Quando giungemmo nei pressi del retro della mia abitazione, proprio vicino al salice piangente, lo feci arrestare, poiché non volevo rischiare che la nonna mi vedesse di nuovo in sua compagnia.

Lui fermò il cavallo, scese per primo, gli passai il cestino, che appoggiò a terra. Poi venne il mio turno, come al solito mi afferrò per la vita. Mi trattenne un attimo soltanto, prima di lasciarmi andare, ma quella volta lo fece senza alcuna malizia, «Rosaspina, fai attenzione in questi giorni nel bosco, è tempo di caccia e mio padre ha concesso a qualcuno il permesso di procurarsi della selvaggina. Non vorrei che tu facessi altri brutti incontri.»

Annuii, perdendomi in quegli occhi azzurri, preoccupati, che, notai, formavano una piccola ruga a lato, mentre erano fissi in quell'espressione. Mi venne la tentazione di portare la mano su quella piccola imperfezione della sua pelle e appiattirgliela, per vederlo di nuovo ridere, in quella sua maniera maliziosa e divertente.

Si schiarì la voce e mi lasciò andare, «Se vuoi passare dalla Villa in questa settimana, sarò presente anche io.» Di nuovo, annuii, mentre mi chinavo in una semi riverenza, «Arrivederci, Signor Conte.»
«Rosaspina.»

Afferrai il cesto e iniziai ad allontanarmi. Mi sembrò di vederlo un poco triste e deluso.  Sentivo i suoi occhi perforarmi la schiena. Non accennava a muoversi per risalire in groppa e andarsene.

Mossi ancora qualche passo, finché il mio cuore iniziò a battere feroce per la battaglia interna che stava combattendo. Vi era in atto un duello all'ultimo sangue fra paura ed emozione, brama e vergogna.

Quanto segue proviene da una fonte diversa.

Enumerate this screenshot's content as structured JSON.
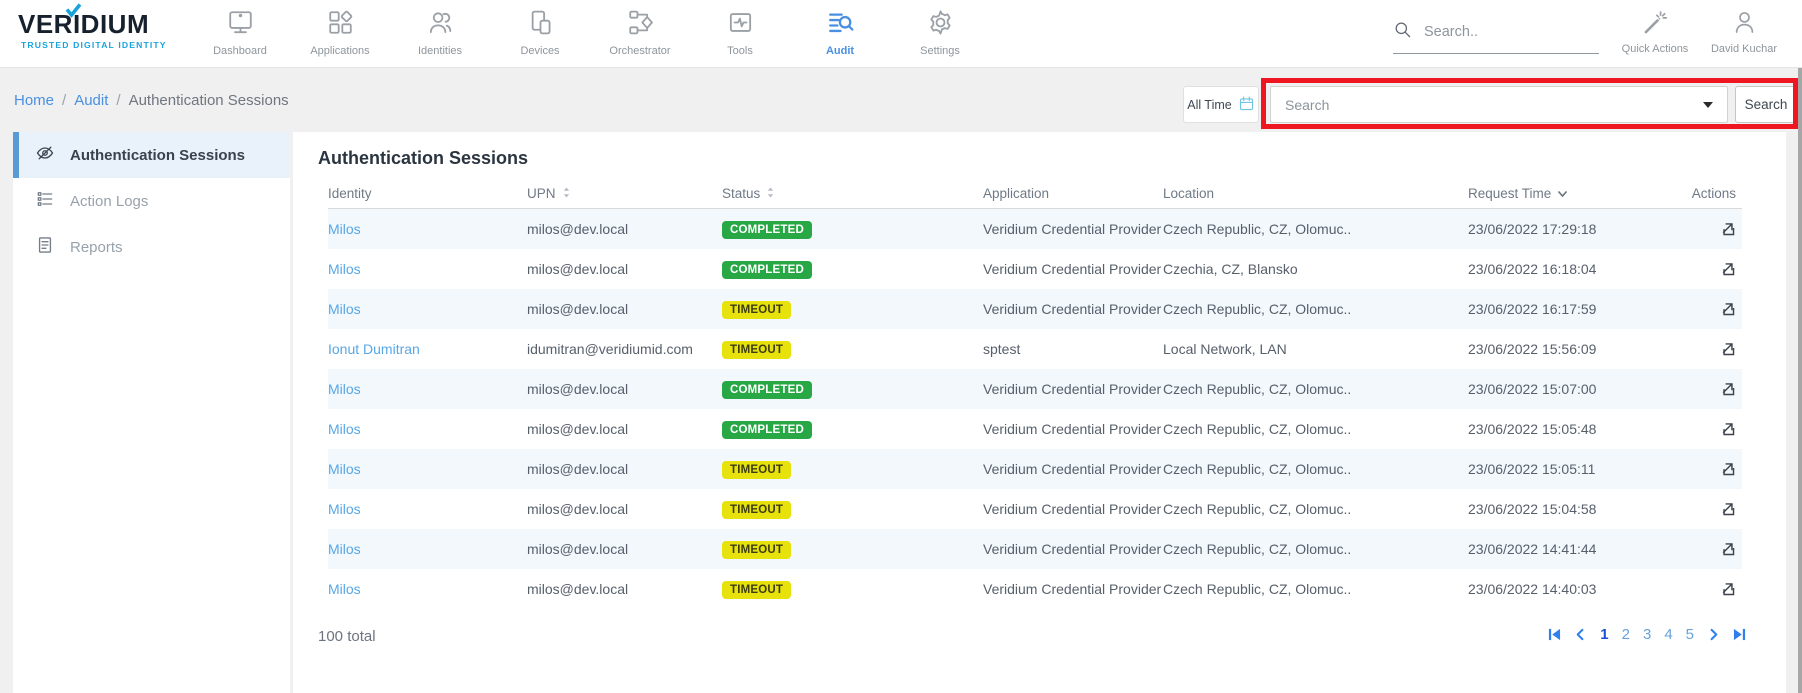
{
  "brand": {
    "name": "VERIDIUM",
    "tagline": "TRUSTED DIGITAL IDENTITY",
    "check_icon": "check-icon"
  },
  "topnav": {
    "items": [
      {
        "label": "Dashboard",
        "icon": "dashboard",
        "active": false
      },
      {
        "label": "Applications",
        "icon": "applications",
        "active": false
      },
      {
        "label": "Identities",
        "icon": "identities",
        "active": false
      },
      {
        "label": "Devices",
        "icon": "devices",
        "active": false
      },
      {
        "label": "Orchestrator",
        "icon": "orchestrator",
        "active": false
      },
      {
        "label": "Tools",
        "icon": "tools",
        "active": false
      },
      {
        "label": "Audit",
        "icon": "audit",
        "active": true
      },
      {
        "label": "Settings",
        "icon": "settings",
        "active": false
      }
    ]
  },
  "topbar": {
    "search_placeholder": "Search..",
    "quick_actions_label": "Quick Actions",
    "user_name": "David Kuchar"
  },
  "breadcrumb": {
    "separator": "/",
    "items": [
      {
        "label": "Home",
        "link": true
      },
      {
        "label": "Audit",
        "link": true
      },
      {
        "label": "Authentication Sessions",
        "link": false
      }
    ]
  },
  "filter_bar": {
    "time_filter_label": "All Time",
    "time_filter_icon": "calendar-icon",
    "search_dropdown_placeholder": "Search",
    "search_button_label": "Search"
  },
  "sidebar": {
    "items": [
      {
        "label": "Authentication Sessions",
        "icon": "eye-off",
        "active": true
      },
      {
        "label": "Action Logs",
        "icon": "list",
        "active": false
      },
      {
        "label": "Reports",
        "icon": "report",
        "active": false
      }
    ]
  },
  "main": {
    "title": "Authentication Sessions",
    "table": {
      "columns": [
        {
          "label": "Identity",
          "sort": "none"
        },
        {
          "label": "UPN",
          "sort": "both"
        },
        {
          "label": "Status",
          "sort": "both"
        },
        {
          "label": "Application",
          "sort": "none"
        },
        {
          "label": "Location",
          "sort": "none"
        },
        {
          "label": "Request Time",
          "sort": "desc"
        },
        {
          "label": "Actions",
          "sort": "none"
        }
      ],
      "rows": [
        {
          "identity": "Milos",
          "upn": "milos@dev.local",
          "status": "COMPLETED",
          "application": "Veridium Credential Provider",
          "location": "Czech Republic, CZ, Olomuc..",
          "request_time": "23/06/2022 17:29:18"
        },
        {
          "identity": "Milos",
          "upn": "milos@dev.local",
          "status": "COMPLETED",
          "application": "Veridium Credential Provider",
          "location": "Czechia, CZ, Blansko",
          "request_time": "23/06/2022 16:18:04"
        },
        {
          "identity": "Milos",
          "upn": "milos@dev.local",
          "status": "TIMEOUT",
          "application": "Veridium Credential Provider",
          "location": "Czech Republic, CZ, Olomuc..",
          "request_time": "23/06/2022 16:17:59"
        },
        {
          "identity": "Ionut Dumitran",
          "upn": "idumitran@veridiumid.com",
          "status": "TIMEOUT",
          "application": "sptest",
          "location": "Local Network, LAN",
          "request_time": "23/06/2022 15:56:09"
        },
        {
          "identity": "Milos",
          "upn": "milos@dev.local",
          "status": "COMPLETED",
          "application": "Veridium Credential Provider",
          "location": "Czech Republic, CZ, Olomuc..",
          "request_time": "23/06/2022 15:07:00"
        },
        {
          "identity": "Milos",
          "upn": "milos@dev.local",
          "status": "COMPLETED",
          "application": "Veridium Credential Provider",
          "location": "Czech Republic, CZ, Olomuc..",
          "request_time": "23/06/2022 15:05:48"
        },
        {
          "identity": "Milos",
          "upn": "milos@dev.local",
          "status": "TIMEOUT",
          "application": "Veridium Credential Provider",
          "location": "Czech Republic, CZ, Olomuc..",
          "request_time": "23/06/2022 15:05:11"
        },
        {
          "identity": "Milos",
          "upn": "milos@dev.local",
          "status": "TIMEOUT",
          "application": "Veridium Credential Provider",
          "location": "Czech Republic, CZ, Olomuc..",
          "request_time": "23/06/2022 15:04:58"
        },
        {
          "identity": "Milos",
          "upn": "milos@dev.local",
          "status": "TIMEOUT",
          "application": "Veridium Credential Provider",
          "location": "Czech Republic, CZ, Olomuc..",
          "request_time": "23/06/2022 14:41:44"
        },
        {
          "identity": "Milos",
          "upn": "milos@dev.local",
          "status": "TIMEOUT",
          "application": "Veridium Credential Provider",
          "location": "Czech Republic, CZ, Olomuc..",
          "request_time": "23/06/2022 14:40:03"
        }
      ]
    },
    "footer": {
      "total_label": "100 total",
      "pagination": {
        "pages": [
          "1",
          "2",
          "3",
          "4",
          "5"
        ],
        "current": "1"
      }
    }
  },
  "colors": {
    "accent_blue": "#4a90e2",
    "link_blue": "#58a7e5",
    "status_green": "#28a745",
    "status_yellow": "#e8e20c",
    "annotation_red": "#ee1620",
    "tagline_blue": "#18a3dc",
    "calendar_blue": "#6ec6e6"
  }
}
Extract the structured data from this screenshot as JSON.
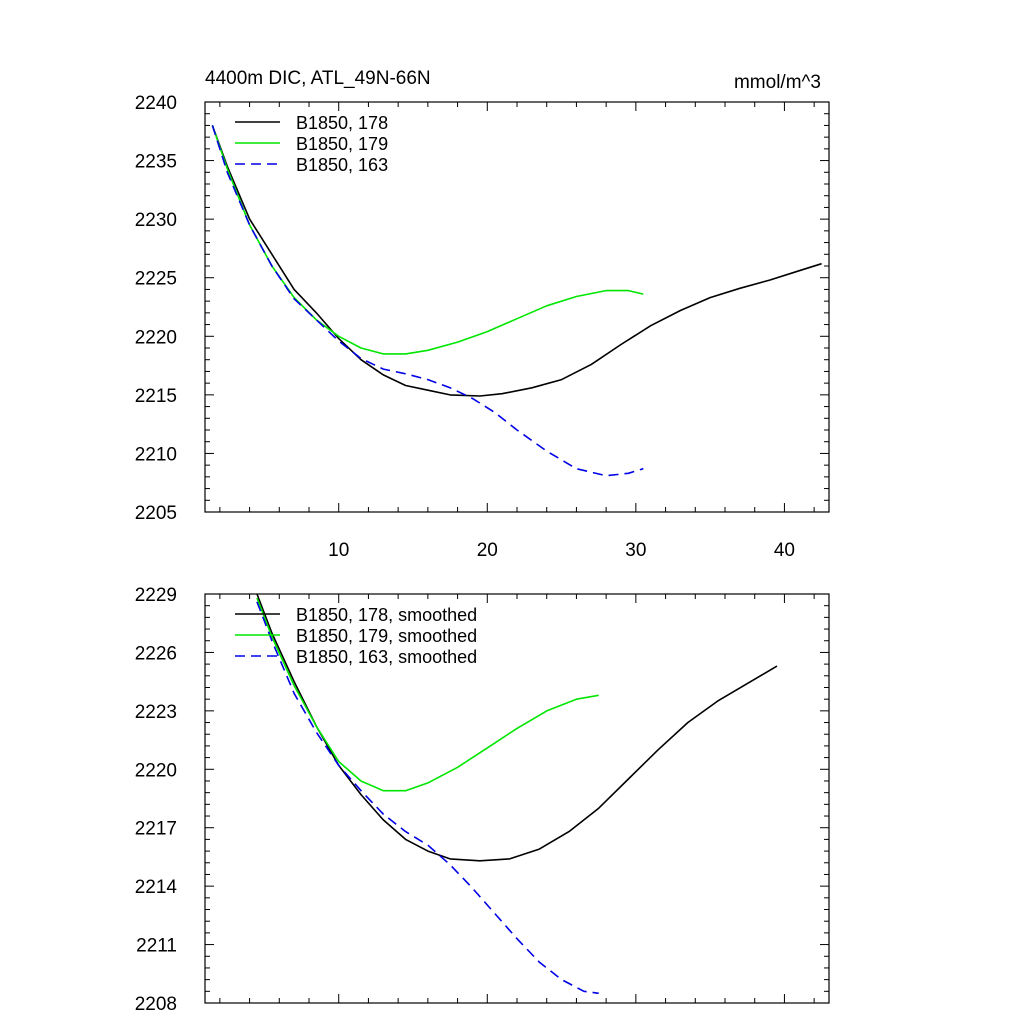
{
  "chart_data": [
    {
      "type": "line",
      "title": "4400m DIC, ATL_49N-66N",
      "units": "mmol/m^3",
      "xlabel": "",
      "ylabel": "",
      "xlim": [
        1,
        43
      ],
      "ylim": [
        2205,
        2240
      ],
      "xticks": [
        10,
        20,
        30,
        40
      ],
      "yticks": [
        2205,
        2210,
        2215,
        2220,
        2225,
        2230,
        2235,
        2240
      ],
      "xtick_labels": [
        "10",
        "20",
        "30",
        "40"
      ],
      "ytick_labels": [
        "2205",
        "2210",
        "2215",
        "2220",
        "2225",
        "2230",
        "2235",
        "2240"
      ],
      "legend_location": "top-left",
      "series": [
        {
          "name": "B1850, 178",
          "color": "#000000",
          "dash": "solid",
          "x": [
            1.5,
            2.5,
            4,
            5.5,
            7,
            8.5,
            10,
            11.5,
            13,
            14.5,
            16,
            17.5,
            19.5,
            21,
            23,
            25,
            27,
            29,
            31,
            33,
            35,
            37,
            39,
            41,
            42.5
          ],
          "y": [
            2238.0,
            2234.5,
            2230.0,
            2227.0,
            2224.0,
            2222.0,
            2219.8,
            2218.0,
            2216.7,
            2215.8,
            2215.4,
            2215.0,
            2214.9,
            2215.1,
            2215.6,
            2216.3,
            2217.6,
            2219.3,
            2220.9,
            2222.2,
            2223.3,
            2224.1,
            2224.8,
            2225.6,
            2226.2
          ]
        },
        {
          "name": "B1850, 179",
          "color": "#00e600",
          "dash": "solid",
          "x": [
            1.5,
            2.5,
            4,
            5.5,
            7,
            8.5,
            10,
            11.5,
            13,
            14.5,
            16,
            18,
            20,
            22,
            24,
            26,
            28,
            29.5,
            30.5
          ],
          "y": [
            2238.0,
            2234.3,
            2229.5,
            2226.0,
            2223.3,
            2221.4,
            2220.0,
            2219.0,
            2218.5,
            2218.5,
            2218.8,
            2219.5,
            2220.4,
            2221.5,
            2222.6,
            2223.4,
            2223.9,
            2223.9,
            2223.6
          ]
        },
        {
          "name": "B1850, 163",
          "color": "#0000e6",
          "dash": "dashed",
          "x": [
            1.5,
            2.5,
            4,
            5.5,
            7,
            8.5,
            10,
            11.5,
            13,
            14.5,
            16,
            17.5,
            19,
            20.5,
            22,
            24,
            26,
            28,
            29.5,
            30.5
          ],
          "y": [
            2238.0,
            2234.0,
            2229.5,
            2226.0,
            2223.2,
            2221.4,
            2219.6,
            2218.1,
            2217.2,
            2216.8,
            2216.3,
            2215.6,
            2214.7,
            2213.5,
            2212.0,
            2210.2,
            2208.7,
            2208.1,
            2208.3,
            2208.7
          ]
        }
      ]
    },
    {
      "type": "line",
      "title": "",
      "xlabel": "",
      "ylabel": "",
      "xlim": [
        1,
        43
      ],
      "ylim": [
        2208,
        2229
      ],
      "xticks": [
        10,
        20,
        30,
        40
      ],
      "yticks": [
        2208,
        2211,
        2214,
        2217,
        2220,
        2223,
        2226,
        2229
      ],
      "ytick_labels": [
        "2208",
        "2211",
        "2214",
        "2217",
        "2220",
        "2223",
        "2226",
        "2229"
      ],
      "legend_location": "top-left",
      "series": [
        {
          "name": "B1850, 178, smoothed",
          "color": "#000000",
          "dash": "solid",
          "x": [
            4.5,
            5.5,
            7,
            8.5,
            10,
            11.5,
            13,
            14.5,
            16,
            17.5,
            19.5,
            21.5,
            23.5,
            25.5,
            27.5,
            29.5,
            31.5,
            33.5,
            35.5,
            37.5,
            39.5
          ],
          "y": [
            2229.0,
            2227.0,
            2224.5,
            2222.2,
            2220.2,
            2218.7,
            2217.4,
            2216.4,
            2215.8,
            2215.4,
            2215.3,
            2215.4,
            2215.9,
            2216.8,
            2218.0,
            2219.5,
            2221.0,
            2222.4,
            2223.5,
            2224.4,
            2225.3
          ]
        },
        {
          "name": "B1850, 179, smoothed",
          "color": "#00e600",
          "dash": "solid",
          "x": [
            4.5,
            5.5,
            7,
            8.5,
            10,
            11.5,
            13,
            14.5,
            16,
            18,
            20,
            22,
            24,
            26,
            27.5
          ],
          "y": [
            2228.8,
            2226.8,
            2224.3,
            2222.2,
            2220.4,
            2219.4,
            2218.9,
            2218.9,
            2219.3,
            2220.1,
            2221.1,
            2222.1,
            2223.0,
            2223.6,
            2223.8
          ]
        },
        {
          "name": "B1850, 163, smoothed",
          "color": "#0000e6",
          "dash": "dashed",
          "x": [
            4.5,
            5.5,
            7,
            8.5,
            10,
            11.5,
            13,
            14.5,
            16,
            17.5,
            19,
            20.5,
            22,
            23.5,
            25,
            26.5,
            27.5
          ],
          "y": [
            2228.6,
            2226.6,
            2223.9,
            2221.9,
            2220.2,
            2218.9,
            2217.7,
            2216.8,
            2216.1,
            2215.1,
            2213.9,
            2212.6,
            2211.3,
            2210.1,
            2209.2,
            2208.6,
            2208.5
          ]
        }
      ]
    }
  ]
}
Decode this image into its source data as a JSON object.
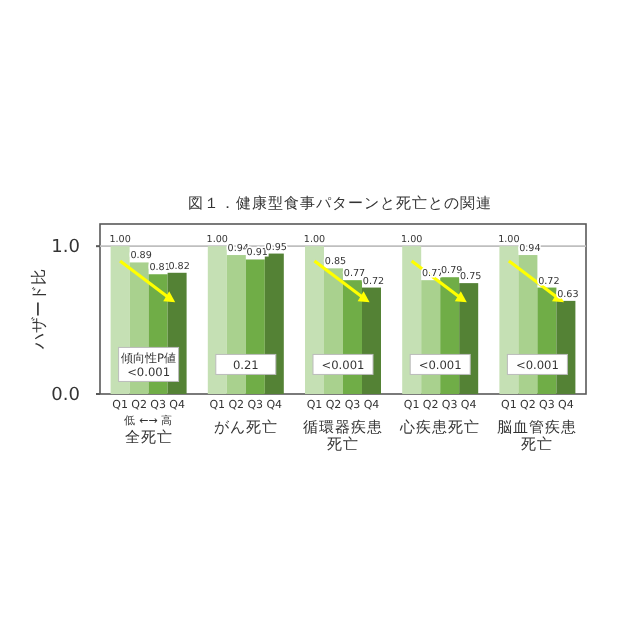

Mollai il cestino che cadde con un tonfo, attutito però dall'erba alta.

Inspirai e buttai fuori l'aria che si era fatta gelida.

Presi coraggio.

Mi voltai.

Gli corsi incontro, veloce come se avessi le ali ai piedi.

Lui, sbigottito, mi osservò riavvicinarmi.

Con le mani gli afferrai il viso e lo portai vicino al mio. Percepii la ruvidezza della guancia, dove vi era una leggera ricrescita della barba e il suo fiato caldo sulla mia pelle.

Fabrizio sembrava incapace di muoversi. Smise persino di respirare.

Non mi potevo più tirare indietro, il desiderio aveva preso il sopravvento.

Posai le mie labbra sulle sue. Fui delicata. Appena un tocco leggero, fugace. Talmente rapido da sembrare un sogno, talmente veloce da non sembrare reale.

Lo lasciai così, a sfiorarsi la bocca incredulo, perso.

Un uomo di trent'anni, che si era fatto sorprendere da una fanciulla, da una ragazzetta, da una *tota qualunque.

Mi girai, recuperai il cesto e corsi verso casa senza più voltarmi. Il cuore batteva impazzito, ero senza fiato, ma ebbra di emozioni.

Avevo appena compiuto la più grande pazzia di sempre, avrei dovuto sentirmi in colpa, ma non ci riuscivo.

Era stata allo stesso tempo la cosa più sbagliata e più giusta della mia vita e, per la prima volta, mi ero sentita viva.

*tota è un appellativo piemontese che si usa per una ragazza giovane in probabile età da marito.

Buongiorno a tutt*, questo è stato un capitolo decisamente più lungo del solito, più di tremila e duecento parole, ma mi dispiaceva dividerlo. Spero che lo abbiate gradito lo stesso.